# Hallo zusammen



## clifferson (3 Apr. 2008)

guten tag allerseits,

ich wollte eigentlich nur mal hallo sagen. hab das board gefunden, da ich nach deutschen celebs auf der suche bin... wie ich sehe gibts hier einiges.

gruss
cliff


----------



## Katzun (3 Apr. 2008)

ja ein bischen was haben wir

herzlich willkommen bei uns, würde mich freuen das eine oder andere mal von dir zu lesen.

grüsse,

katzun


----------



## Tokko (3 Apr. 2008)

Willkommen bei uns.
In Sachen Celebs wirst du hier bestimmt fündig werden.
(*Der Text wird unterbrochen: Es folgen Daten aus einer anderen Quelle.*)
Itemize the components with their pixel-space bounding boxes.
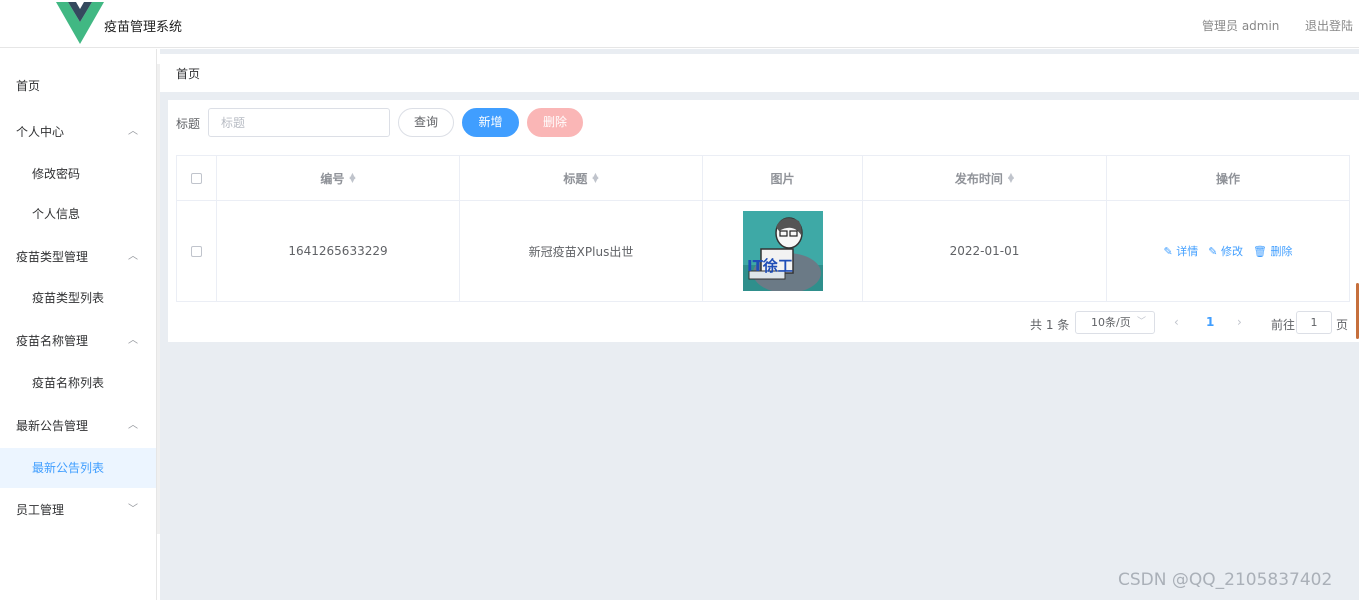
delete-label: 删除	[1270, 245, 1293, 258]
column-header-label: 标题	[563, 171, 588, 186]
edit-label: 修改	[1220, 245, 1243, 258]
cell-id: 1641265633229	[217, 201, 460, 301]
sidebar-item-label: 员工管理	[16, 503, 65, 517]
list-card: 标题 查询 新增 删除 编号 ▲▼ 标题 ▲▼ 图片 发布时间 ▲▼	[168, 100, 1359, 342]
thumbnail-text: IT徐工	[747, 257, 793, 275]
sort-icon[interactable]: ▲ ▼	[1008, 172, 1014, 184]
add-button[interactable]: 新增	[462, 108, 519, 137]
column-header-label: 操作	[1215, 171, 1240, 186]
goto-page-input[interactable]	[1296, 311, 1332, 334]
sidebar-item-label: 修改密码	[32, 167, 81, 181]
sidebar-item-vaccine-name-list[interactable]: 疫苗名称列表	[0, 363, 156, 403]
breadcrumb-bar: 首页	[160, 54, 1359, 92]
sidebar-item-change-password[interactable]: 修改密码	[0, 154, 156, 194]
sidebar-item-home[interactable]: 首页	[0, 66, 156, 106]
edit-icon: ✎	[1163, 245, 1173, 258]
sidebar-item-notice-list[interactable]: 最新公告列表	[0, 448, 156, 488]
sidebar: 首页 个人中心 ︿ 修改密码 个人信息 疫苗类型管理 ︿ 疫苗类型列表 疫苗名称…	[0, 49, 157, 600]
batch-delete-button[interactable]: 删除	[527, 108, 583, 137]
goto-label: 前往	[1271, 318, 1296, 332]
column-header-actions: 操作	[1107, 156, 1349, 200]
app-title: 疫苗管理系统	[104, 20, 183, 35]
trash-icon: 🗑	[1252, 245, 1267, 258]
detail-link[interactable]: ✎ 详情	[1164, 243, 1199, 259]
page-number[interactable]: 1	[1206, 315, 1214, 329]
detail-label: 详情	[1176, 245, 1199, 258]
chevron-up-icon: ︿	[128, 420, 138, 431]
prev-page-icon[interactable]: ‹	[1174, 315, 1179, 329]
sidebar-item-vaccine-type-list[interactable]: 疫苗类型列表	[0, 278, 156, 318]
column-header-image: 图片	[703, 156, 863, 200]
admin-label: 管理员 admin	[1202, 19, 1280, 33]
column-header-date[interactable]: 发布时间 ▲ ▼	[863, 156, 1107, 200]
sidebar-item-personal-info[interactable]: 个人信息	[0, 194, 156, 234]
column-header-title[interactable]: 标题 ▲ ▼	[460, 156, 703, 200]
column-header-label: 发布时间	[954, 171, 1003, 186]
sort-icon[interactable]: ▲ ▼	[592, 172, 598, 184]
chevron-down-icon: ﹀	[128, 504, 138, 515]
sidebar-item-label: 疫苗类型管理	[16, 250, 89, 264]
vue-logo-icon	[56, 2, 104, 44]
row-select-cell	[177, 201, 217, 301]
top-header: 疫苗管理系统 管理员 admin 退出登陆	[0, 0, 1359, 48]
chevron-up-icon: ︿	[128, 126, 138, 137]
sidebar-item-label: 首页	[16, 79, 41, 93]
sidebar-item-vaccine-type-mgmt[interactable]: 疫苗类型管理 ︿	[0, 237, 156, 277]
sidebar-item-label: 疫苗名称管理	[16, 334, 89, 348]
row-checkbox[interactable]	[191, 245, 202, 257]
delete-link[interactable]: 🗑 删除	[1253, 243, 1292, 259]
watermark: CSDN @QQ_2105837402	[1118, 570, 1333, 590]
column-header-id[interactable]: 编号 ▲ ▼	[217, 156, 460, 200]
notice-thumbnail-image[interactable]: IT徐工	[742, 211, 823, 291]
sidebar-item-personal-center[interactable]: 个人中心 ︿	[0, 112, 156, 152]
cell-actions: ✎ 详情 ✎ 修改 🗑 删除	[1107, 201, 1349, 301]
column-header-label: 编号	[320, 171, 345, 186]
sidebar-item-label: 疫苗名称列表	[32, 376, 105, 390]
sidebar-item-label: 最新公告列表	[32, 461, 105, 475]
breadcrumb[interactable]: 首页	[176, 65, 200, 82]
page-size-value: 10条/页	[1091, 316, 1131, 329]
select-all-checkbox[interactable]	[191, 172, 202, 184]
search-label: 标题	[176, 117, 201, 131]
page-size-select[interactable]: 10条/页 ﹀	[1075, 311, 1155, 334]
query-button[interactable]: 查询	[398, 108, 454, 137]
select-all-cell	[177, 156, 217, 200]
logout-link[interactable]: 退出登陆	[1305, 17, 1353, 34]
page-unit-label: 页	[1336, 318, 1349, 332]
pagination: 共 1 条 10条/页 ﹀ ‹ 1 › 前往 页	[168, 311, 1359, 335]
sidebar-item-label: 疫苗类型列表	[32, 291, 105, 305]
sidebar-item-label: 个人信息	[32, 207, 81, 221]
sidebar-item-notice-mgmt[interactable]: 最新公告管理 ︿	[0, 406, 156, 446]
column-header-label: 图片	[770, 171, 795, 186]
chevron-up-icon: ︿	[128, 335, 138, 346]
edit-icon: ✎	[1208, 245, 1218, 258]
sidebar-item-label: 最新公告管理	[16, 419, 89, 433]
total-count: 共 1 条	[1030, 318, 1070, 332]
sidebar-item-vaccine-name-mgmt[interactable]: 疫苗名称管理 ︿	[0, 321, 156, 361]
next-page-icon[interactable]: ›	[1237, 315, 1242, 329]
chevron-up-icon: ︿	[128, 251, 138, 262]
chevron-down-icon: ﹀	[1136, 317, 1146, 327]
title-search-input[interactable]	[208, 108, 390, 137]
cell-title: 新冠疫苗XPlus出世	[460, 201, 703, 301]
edit-link[interactable]: ✎ 修改	[1208, 243, 1243, 259]
cell-date: 2022-01-01	[863, 201, 1107, 301]
notice-table: 编号 ▲ ▼ 标题 ▲ ▼ 图片 发布时间 ▲ ▼ 操作 16412656332…	[176, 155, 1350, 302]
sidebar-item-staff-mgmt[interactable]: 员工管理 ﹀	[0, 490, 156, 530]
sidebar-item-label: 个人中心	[16, 125, 65, 139]
cell-image: IT徐工	[703, 201, 863, 301]
sort-icon[interactable]: ▲ ▼	[349, 172, 355, 184]
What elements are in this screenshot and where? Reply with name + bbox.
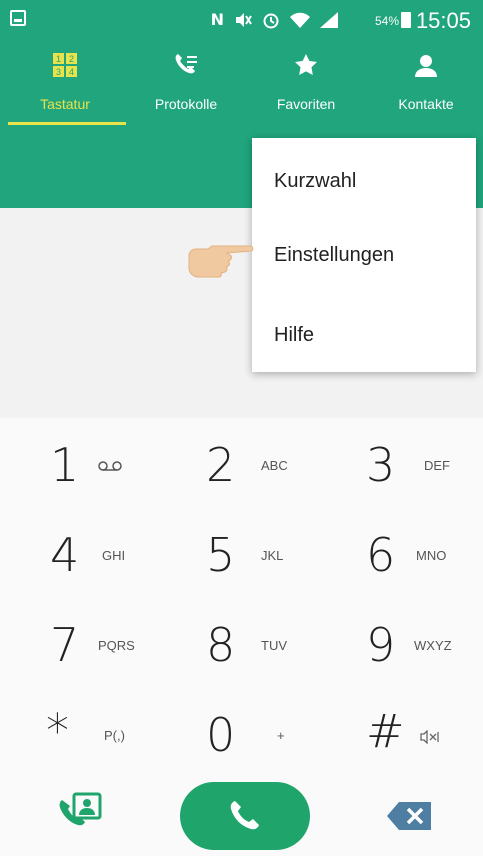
nfc-icon: N — [210, 10, 224, 29]
battery-icon — [401, 12, 411, 28]
screenshot-notification-icon — [10, 10, 26, 26]
svg-text:1: 1 — [56, 54, 61, 64]
voicemail-icon — [98, 461, 122, 471]
clock: 15:05 — [415, 8, 471, 33]
key-6[interactable]: 6 MNO — [340, 522, 483, 602]
menu-item-kurzwahl[interactable]: Kurzwahl — [274, 170, 356, 193]
contacts-button[interactable] — [58, 790, 106, 834]
mute-icon — [236, 12, 252, 27]
tab-kontakte[interactable]: Kontakte — [366, 40, 483, 125]
key-5[interactable]: 5 JKL — [180, 522, 330, 602]
key-2[interactable]: 2 ABC — [180, 432, 330, 512]
battery-percent: 54% — [374, 14, 399, 28]
key-9[interactable]: 9 WXYZ — [340, 612, 483, 692]
key-3[interactable]: 3 DEF — [340, 432, 483, 512]
call-button[interactable] — [180, 782, 310, 850]
phone-icon — [230, 801, 259, 830]
status-icons: N — [211, 10, 338, 29]
key-star[interactable]: * P(,) — [30, 702, 180, 782]
call-log-icon — [126, 50, 246, 80]
key-hash[interactable]: # — [340, 702, 483, 782]
menu-item-hilfe[interactable]: Hilfe — [274, 324, 314, 347]
tab-label: Protokolle — [154, 96, 218, 112]
key-7[interactable]: 7 PQRS — [30, 612, 180, 692]
status-bar: N 54% 15:05 — [0, 0, 483, 40]
star-icon — [246, 50, 366, 80]
wifi-icon — [290, 12, 310, 28]
pointing-hand-icon — [188, 245, 254, 278]
tab-label: Kontakte — [398, 96, 454, 112]
key-4[interactable]: 4 GHI — [30, 522, 180, 602]
tab-favoriten[interactable]: Favoriten — [246, 40, 366, 125]
svg-text:4: 4 — [69, 67, 74, 77]
tab-tastatur[interactable]: 1 2 3 4 Tastatur — [5, 40, 125, 125]
tab-label: Favoriten — [276, 96, 336, 112]
mute-toggle-icon — [420, 730, 439, 744]
delete-button[interactable] — [385, 798, 435, 834]
backspace-icon — [387, 802, 431, 830]
signal-icon — [320, 11, 338, 28]
active-tab-indicator — [8, 122, 126, 125]
tab-protokolle[interactable]: Protokolle — [126, 40, 246, 125]
contact-icon — [366, 50, 483, 80]
overflow-menu: Kurzwahl Einstellungen Hilfe — [252, 138, 476, 372]
contact-card-icon — [59, 792, 102, 826]
dialpad-icon: 1 2 3 4 — [5, 50, 125, 80]
svg-text:3: 3 — [56, 67, 61, 77]
key-1[interactable]: 1 — [30, 432, 180, 512]
tab-label: Tastatur — [40, 96, 90, 112]
alarm-icon — [263, 13, 279, 28]
menu-item-einstellungen[interactable]: Einstellungen — [274, 244, 394, 267]
svg-text:2: 2 — [69, 54, 74, 64]
key-0[interactable]: 0 + — [180, 702, 330, 782]
tab-bar: 1 2 3 4 Tastatur Protokolle Favoriten Ko… — [0, 40, 483, 130]
key-8[interactable]: 8 TUV — [180, 612, 330, 692]
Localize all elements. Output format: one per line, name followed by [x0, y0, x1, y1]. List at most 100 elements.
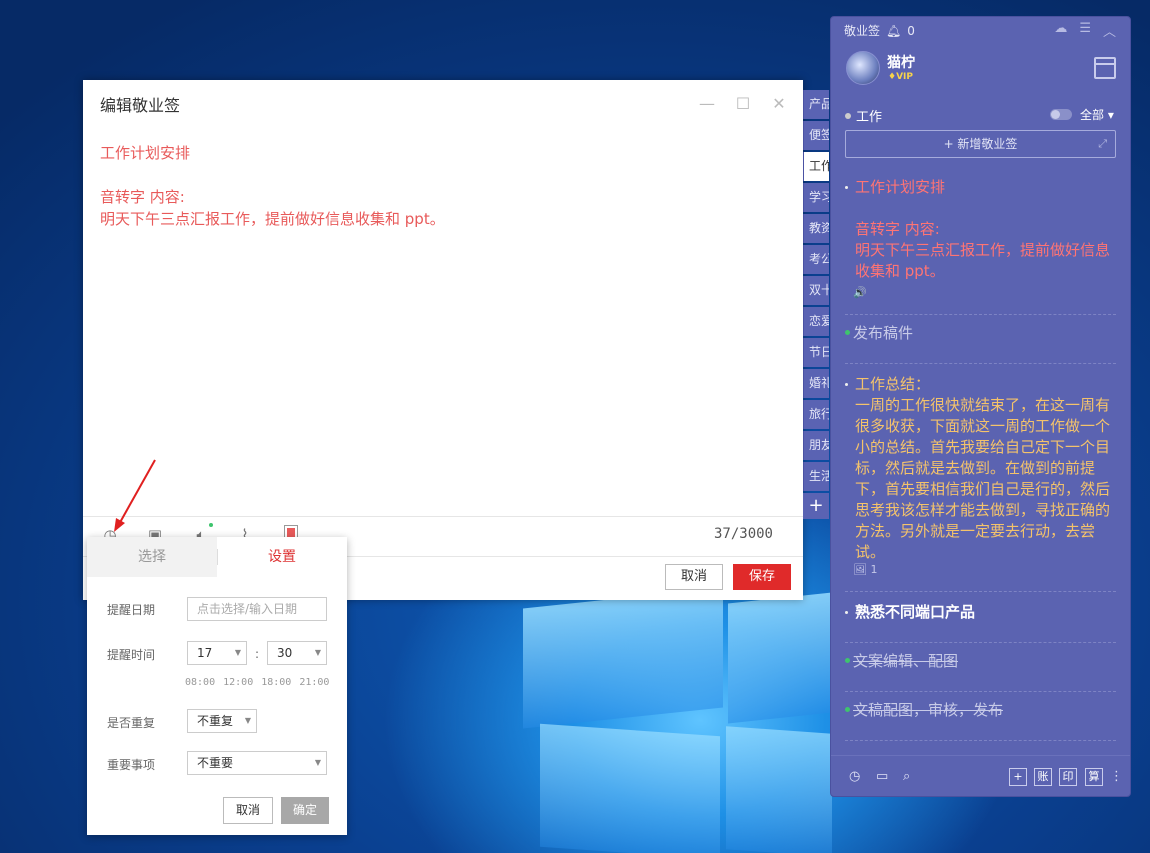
panel-controls: ☁ ☰ ︿ — [1054, 21, 1116, 40]
tab-divider — [217, 549, 218, 565]
more-icon[interactable]: ⋮ — [1110, 769, 1123, 784]
editor-line: 明天下午三点汇报工作，提前做好信息收集和 ppt。 — [100, 210, 445, 228]
category-tab-active[interactable]: 工作 — [803, 152, 829, 181]
time-colon: : — [255, 647, 260, 661]
new-note-button[interactable]: + 新增敬业签 ⤢ — [845, 130, 1116, 158]
done-indicator-icon — [845, 707, 850, 712]
tab-settings[interactable]: 设置 — [217, 537, 347, 577]
add-box-button[interactable]: + — [1009, 768, 1027, 786]
account-button[interactable]: 账 — [1034, 768, 1052, 786]
expand-icon[interactable]: ⤢ — [1098, 131, 1107, 157]
search-icon[interactable]: ⌕ — [903, 769, 910, 784]
note-line: 一周的工作很快就结束了，在这一周有很多收获，下面就这一周的工作做一个小的总结。首… — [855, 396, 1111, 559]
tab-select[interactable]: 选择 — [87, 537, 217, 577]
importance-label: 重要事项 — [107, 758, 156, 772]
vip-badge: ♦VIP — [888, 72, 913, 82]
calculator-button[interactable]: 算 — [1085, 768, 1103, 786]
maximize-icon[interactable]: ☐ — [735, 94, 751, 113]
repeat-label: 是否重复 — [107, 716, 156, 730]
category-tab[interactable]: 考公 — [803, 245, 829, 274]
minute-select[interactable]: 30 ▼ — [267, 641, 327, 665]
reminder-tabs: 选择 设置 — [87, 537, 347, 577]
new-note-label: + 新增敬业签 — [943, 137, 1018, 151]
category-tab[interactable]: 生活 — [803, 462, 829, 491]
close-icon[interactable]: ✕ — [771, 94, 787, 113]
note-item[interactable]: 工作计划安排 音转字 内容: 明天下午三点汇报工作，提前做好信息收集和 ppt。… — [845, 177, 1116, 315]
repeat-select[interactable]: 不重复 ▼ — [187, 709, 257, 733]
cancel-button[interactable]: 取消 — [665, 564, 723, 590]
category-name: 工作 — [856, 110, 883, 125]
cloud-sync-icon[interactable]: ☁ — [1054, 21, 1067, 40]
category-tab[interactable]: 教资 — [803, 214, 829, 243]
category-tab[interactable]: 朋友 — [803, 431, 829, 460]
window-title: 编辑敬业签 — [100, 96, 181, 115]
note-content: 工作总结： 一周的工作很快就结束了，在这一周有很多收获，下面就这一周的工作做一个… — [845, 374, 1116, 559]
note-content: 工作计划安排 音转字 内容: 明天下午三点汇报工作，提前做好信息收集和 ppt。 — [845, 177, 1116, 282]
calendar-icon[interactable] — [1094, 57, 1116, 79]
quick-time[interactable]: 08:00 — [185, 677, 215, 688]
note-content: 文案编辑、配图 — [853, 652, 959, 670]
collapse-icon[interactable]: ︿ — [1103, 21, 1116, 40]
desktop-wallpaper-light — [728, 592, 832, 724]
add-category-button[interactable]: + — [803, 493, 829, 519]
reminder-cancel-button[interactable]: 取消 — [223, 797, 273, 824]
user-name: 猫柠 — [887, 55, 915, 71]
image-count: 🖼 1 — [853, 563, 878, 576]
done-indicator-icon — [845, 658, 850, 663]
category-tab[interactable]: 便签 — [803, 121, 829, 150]
category-tab[interactable]: 旅行 — [803, 400, 829, 429]
quick-time[interactable]: 21:00 — [299, 677, 329, 688]
chevron-down-icon: ▼ — [314, 758, 321, 767]
importance-value: 不重要 — [197, 756, 234, 770]
print-button[interactable]: 印 — [1059, 768, 1077, 786]
minimize-icon[interactable]: — — [699, 94, 715, 113]
note-item[interactable]: 发布稿件 — [845, 323, 1116, 364]
category-selector[interactable]: 工作 — [845, 106, 882, 125]
chevron-down-icon: ▼ — [234, 648, 241, 657]
category-tab[interactable]: 产品 — [803, 90, 829, 119]
importance-select[interactable]: 不重要 ▼ — [187, 751, 327, 775]
note-line: 工作总结： — [855, 375, 931, 393]
note-item[interactable]: 文案编辑、配图 — [845, 651, 1116, 692]
panel-header: 敬业签 🔔︎ 0 — [844, 22, 915, 39]
archive-icon[interactable]: ▭ — [876, 769, 888, 784]
note-content: 熟悉不同端口产品 — [855, 603, 976, 621]
note-item[interactable]: 熟悉不同端口产品 — [845, 602, 1116, 643]
note-line — [855, 198, 1116, 219]
reminder-date-input[interactable]: 点击选择/输入日期 — [187, 597, 327, 621]
filter-dropdown[interactable]: 全部 ▾ — [1080, 106, 1114, 123]
avatar[interactable] — [846, 51, 880, 85]
category-tab[interactable]: 学习 — [803, 183, 829, 212]
note-item[interactable]: 工作总结： 一周的工作很快就结束了，在这一周有很多收获，下面就这一周的工作做一个… — [845, 374, 1116, 592]
quick-time[interactable]: 12:00 — [223, 677, 253, 688]
editor-line: 工作计划安排 — [100, 144, 191, 162]
chevron-down-icon: ▼ — [244, 716, 251, 725]
note-editor-area[interactable]: 工作计划安排 音转字 内容: 明天下午三点汇报工作，提前做好信息收集和 ppt。 — [100, 142, 783, 230]
window-controls: — ☐ ✕ — [699, 94, 787, 113]
menu-icon[interactable]: ☰ — [1079, 21, 1091, 40]
reminder-confirm-button[interactable]: 确定 — [281, 797, 329, 824]
notification-count: 0 — [907, 23, 915, 38]
clock-icon[interactable]: ◷ — [849, 769, 860, 784]
category-tab[interactable]: 恋爱 — [803, 307, 829, 336]
bell-icon[interactable]: 🔔︎ — [886, 24, 901, 38]
note-item[interactable]: 文稿配图，审核，发布 — [845, 700, 1116, 741]
category-tab[interactable]: 婚礼 — [803, 369, 829, 398]
desktop-wallpaper-light — [726, 726, 832, 853]
sticky-note-panel: 敬业签 🔔︎ 0 ☁ ☰ ︿ 猫柠 ♦VIP 工作 全部 ▾ + 新增敬业签 ⤢… — [830, 16, 1131, 797]
save-button[interactable]: 保存 — [733, 564, 791, 590]
voice-icon: 🔊 — [853, 286, 867, 299]
hour-value: 17 — [197, 646, 213, 660]
vip-label: VIP — [896, 72, 913, 82]
editor-line: 音转字 内容: — [100, 188, 185, 206]
show-completed-toggle[interactable] — [1050, 109, 1072, 120]
repeat-value: 不重复 — [197, 714, 234, 728]
hour-select[interactable]: 17 ▼ — [187, 641, 247, 665]
note-line: 明天下午三点汇报工作，提前做好信息收集和 ppt。 — [855, 241, 1111, 280]
panel-footer: ◷ ▭ ⌕ + 账 印 算 ⋮ — [831, 755, 1130, 796]
category-tab[interactable]: 节日 — [803, 338, 829, 367]
filter-value: 全部 — [1080, 108, 1105, 122]
reminder-date-label: 提醒日期 — [107, 603, 156, 617]
quick-time[interactable]: 18:00 — [261, 677, 291, 688]
category-tab[interactable]: 双十 — [803, 276, 829, 305]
Wünsche dir noch viel Spass.

Lieben Gruß.
Tokko


----------



## mjw (3 Apr. 2008)

Hallo cliff,
auch von mir "HERZLICH WILLKOMMEN" und schön das du und gefunden hast.
Genieß die Zeit und was das mit den "... deutschen celebs auf der suche ..." angeht - einfach mal nachsehen. 

Gruß mjw


----------



## nelly22 (3 Apr. 2008)

herzlich willkommen


----------



## Muli (4 Apr. 2008)

Auch ich heisse dich herzlich Willkommen und wünsche dir viel Spaß beim Stöbern.
Ich denke du wirst deine helle Freude an dieser Community haben und es wäre schön, wenn auch du dich ein wenig einbringen könntest.

Gruß, Muli


----------